At the recent WWW2009 Conference, a group from Cornell University presented a paper that investigated roughly 35million geotagged photos available on Flickr and showed an analysis based on text tags, image data, and geospacial data to reveal geographic and visual information about the world.
For instance, their findings show that the Fifth Avenue Apple Store, which opened in May 2006, is more popular than many other well-known tourist sites such as St Paul’s Cathedral in London, the Reichstag in Berlin and the Washington Monument in the US capital.
The paper is available as a PDF for your viewing pleasure.
Mapping the World’s Photos: Extensive Flickr Photo Analysis – information aesthetics.
@Maitri
I’m sure what you describe is a major point of contention, more than being a more popular tourist site, it’s a more popular “geek-centric” tourist site.

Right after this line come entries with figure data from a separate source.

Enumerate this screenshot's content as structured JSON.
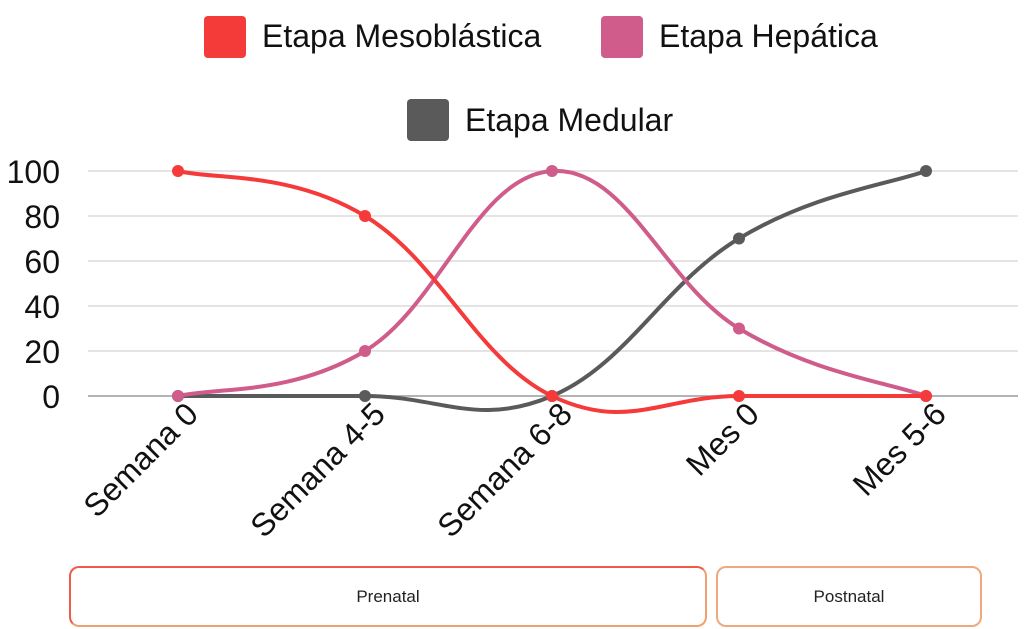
{
  "chart_data": {
    "type": "line",
    "categories": [
      "Semana 0",
      "Semana 4-5",
      "Semana 6-8",
      "Mes 0",
      "Mes 5-6"
    ],
    "series": [
      {
        "name": "Etapa Mesoblástica",
        "color": "#f53a3a",
        "values": [
          100,
          80,
          0,
          0,
          0
        ]
      },
      {
        "name": "Etapa Hepática",
        "color": "#cf5c8a",
        "values": [
          0,
          20,
          100,
          30,
          0
        ]
      },
      {
        "name": "Etapa Medular",
        "color": "#5a5a5a",
        "values": [
          0,
          0,
          0,
          70,
          100
        ]
      }
    ],
    "ylim": [
      0,
      100
    ],
    "yticks": [
      0,
      20,
      40,
      60,
      80,
      100
    ],
    "grid": true,
    "legend_position": "top",
    "smooth": true
  },
  "periods": [
    {
      "label": "Prenatal"
    },
    {
      "label": "Postnatal"
    }
  ]
}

But I think they’re attempting to counter the lack of geotag data with the text tags & basic image recognition/similarity checks. However, the fact that Flickr isn’t really a good metric of visitors still holds.

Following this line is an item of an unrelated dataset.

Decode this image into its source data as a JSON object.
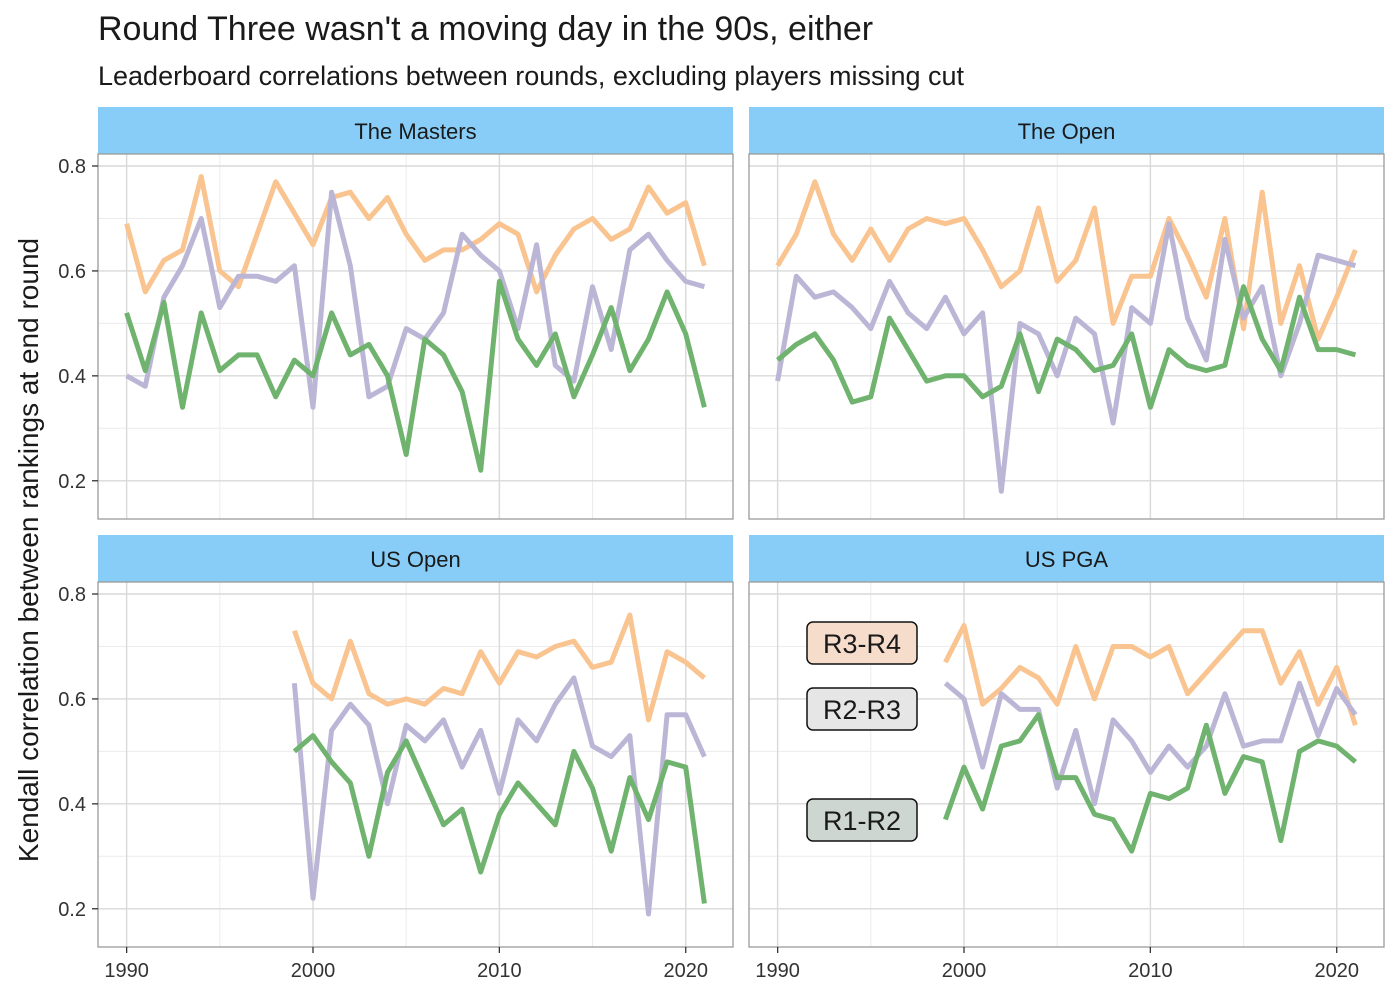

I don’t think geotagged photos are an accurate metric of visitors.If I’d taken a picture of the Washington Monument and NOT geotagged it, it would not have appeared in this study, right? What if there are indeed more visitors to these places than the 5th Ave Apple Store and the nerds who took pictures at the Apple Store simply have their geotagging feature set to On and/or post their pictures to Flickr more than the others do?